L’une des trois sociétés minières opérant au Guatemala sanctionnées par les États-Unis pour corruption de fonctionnaires locaux a annoncé mercredi qu’elle suspendait ses opérations indéfiniment jusqu’à ce qu’elles puissent « corriger leur situation ». La suspension intervient moins d’un mois après avoir été sanctionnée.
La société Mayaniquel Sociedad Anónima a déclaré dans un communiqué de presse que la désignation de l’Office américain de contrôle des avoirs étrangers (OFAC) annoncée le 18 novembre était erronée, raison pour laquelle elle a été contrainte de suspendre ses opérations indéfiniment. L’entreprise opère dans les départements d’Alta Verapaz et d’Izabal.

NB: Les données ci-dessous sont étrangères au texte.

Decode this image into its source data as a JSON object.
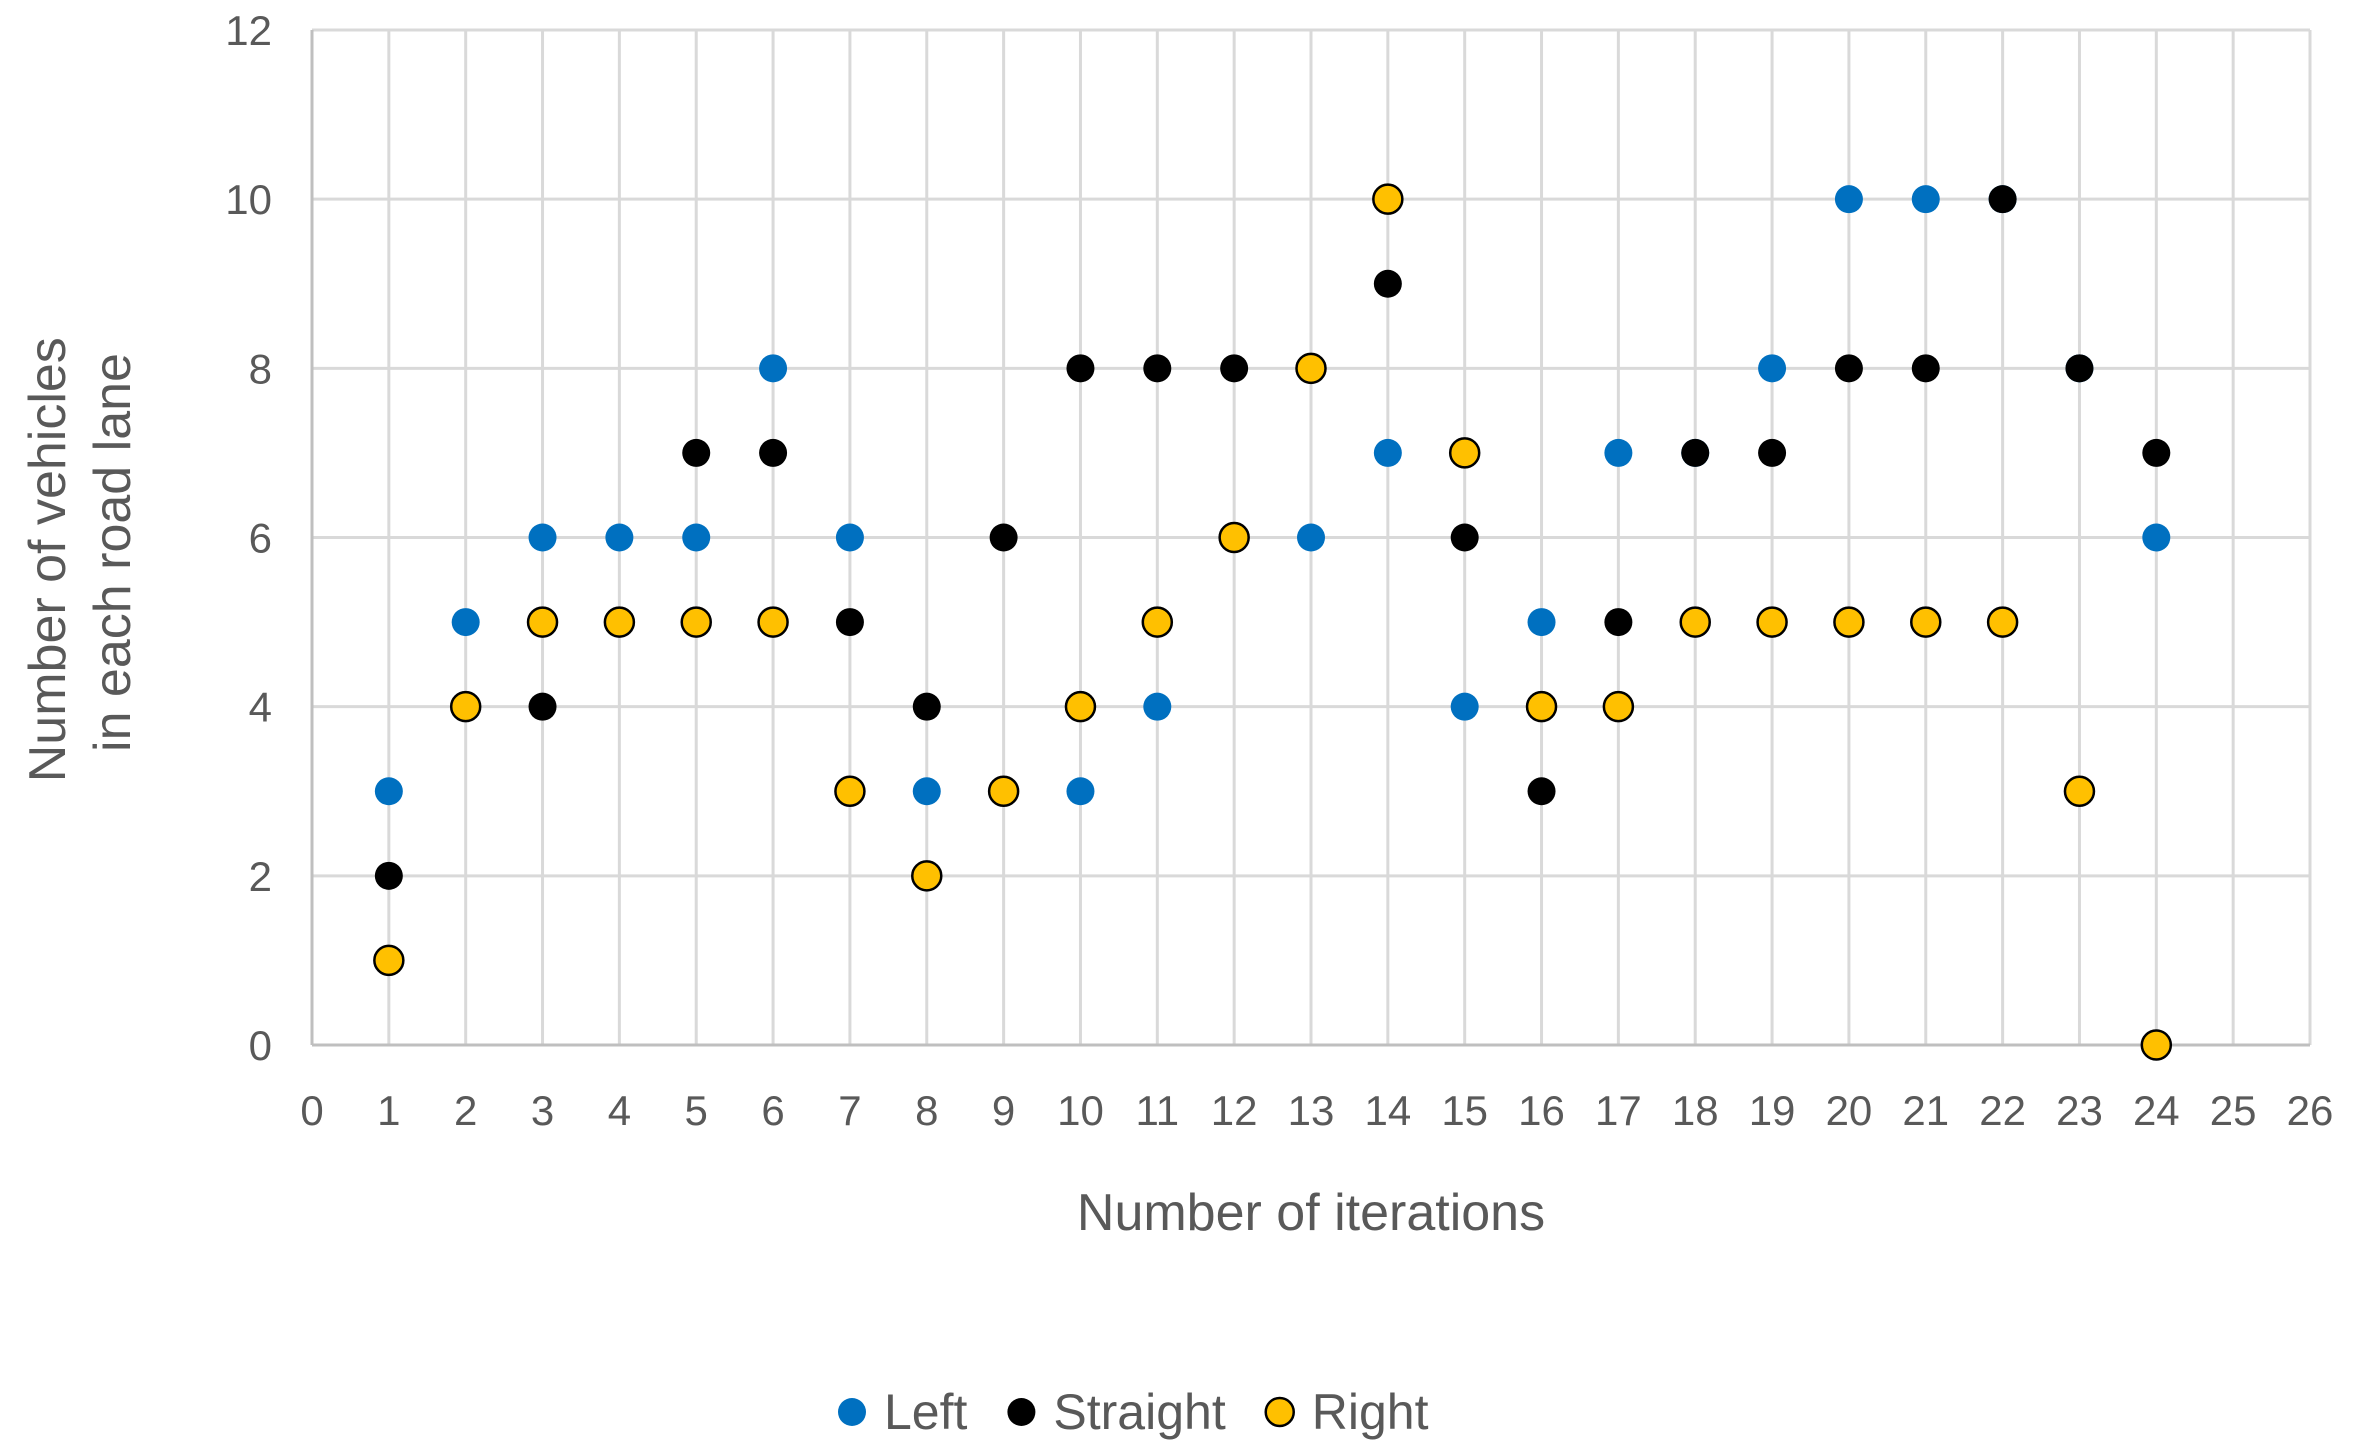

En novembre, le département du Trésor américain a sanctionné les ressortissants russes Dmitry Kudryakov et Irina Litviniuk, d’origine biélorusse, dirigeants de sociétés minières, pour avoir prétendument dirigé « de multiples stratagèmes de corruption sur plusieurs années, impliquant des politiciens, des juges et des responsables gouvernementaux ».

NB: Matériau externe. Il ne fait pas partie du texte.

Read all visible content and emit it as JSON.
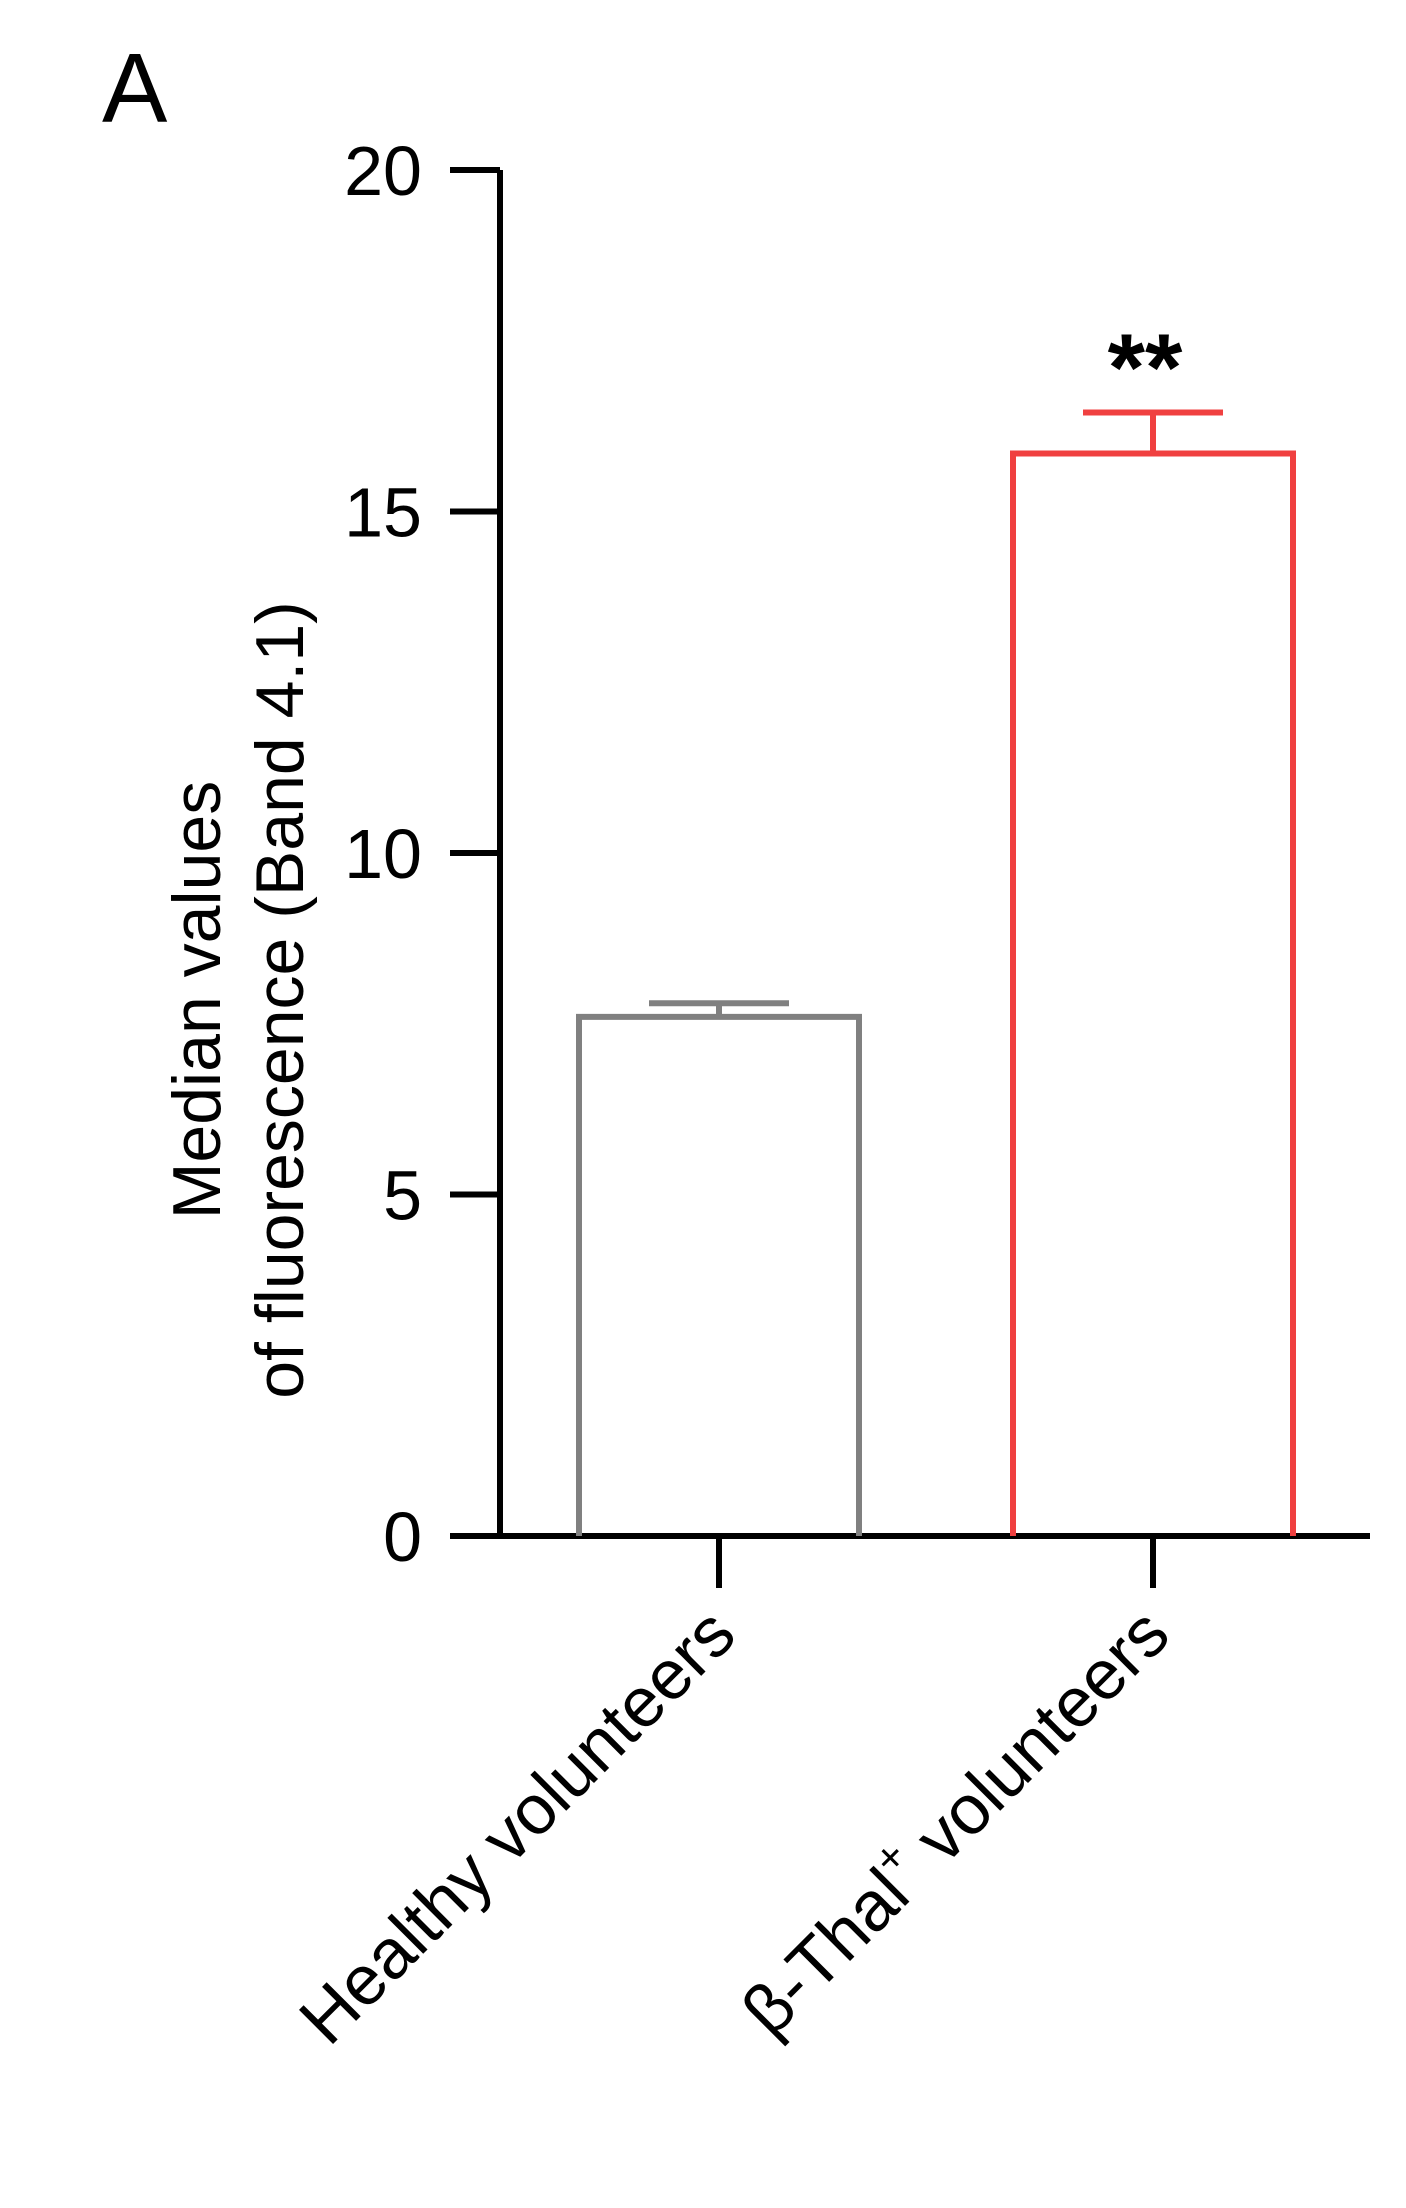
{
  "panel_label": "A",
  "chart_data": {
    "type": "bar",
    "ylabel_line1": "Median values",
    "ylabel_line2": "of fluorescence (Band 4.1)",
    "ylim": [
      0,
      20
    ],
    "yticks": [
      "0",
      "5",
      "10",
      "15",
      "20"
    ],
    "ytick_values": [
      0,
      5,
      10,
      15,
      20
    ],
    "categories": [
      "Healthy volunteers",
      "β-Thal⁺ volunteers"
    ],
    "category_parts": [
      {
        "main": "Healthy volunteers",
        "sup": ""
      },
      {
        "main": "β-Thal",
        "sup": "+",
        "rest": " volunteers"
      }
    ],
    "values": [
      7.6,
      15.85
    ],
    "errors": [
      0.2,
      0.6
    ],
    "significance": [
      "",
      "**"
    ],
    "colors": [
      "#808080",
      "#f04040"
    ],
    "grid": false,
    "legend": "none"
  }
}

Deux jours après les sanctions, les deux étrangers ont quitté le Guatemala pour le Panama. Le Guatemala a annoncé plus tard qu’il retirait la résidence permanente qu’il leur avait accordée.
Les sanctions du département du Trésor ont été étendues à la Guatemalan Nickel Company (CGN), à la Nickel Processing Company (ProNiCo) et à Mayaniquel, filiales de Solway Investment Group, une société russe qui exploite des mines guatémaltèques depuis 2011, a indiqué le département du Trésor.

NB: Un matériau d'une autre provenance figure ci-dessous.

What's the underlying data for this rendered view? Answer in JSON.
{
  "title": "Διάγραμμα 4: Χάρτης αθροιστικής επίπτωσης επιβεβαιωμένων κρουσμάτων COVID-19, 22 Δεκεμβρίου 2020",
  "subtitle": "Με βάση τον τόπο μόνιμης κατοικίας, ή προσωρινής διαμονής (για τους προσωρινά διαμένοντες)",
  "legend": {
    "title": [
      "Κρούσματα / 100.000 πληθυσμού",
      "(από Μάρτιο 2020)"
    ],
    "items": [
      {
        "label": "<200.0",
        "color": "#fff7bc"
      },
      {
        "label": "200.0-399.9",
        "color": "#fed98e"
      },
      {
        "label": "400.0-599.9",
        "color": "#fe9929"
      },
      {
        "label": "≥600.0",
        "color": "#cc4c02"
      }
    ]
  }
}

Solway a nié avoir une relation avec Mayaniquel ou être une société russe. Il a également indiqué qu’il avait écarté les deux sanctionnés de la direction de son entreprise et qu’il avait lancé une enquête interne pour déterminer ce qui s’était passé.
Mayaniquel, pour sa part, a indiqué avoir pris des mesures pour minimiser les effets négatifs de cette situation sur les employés, les entrepreneurs et les fournisseurs, ainsi que sur les bénéficiaires de ses programmes sociaux.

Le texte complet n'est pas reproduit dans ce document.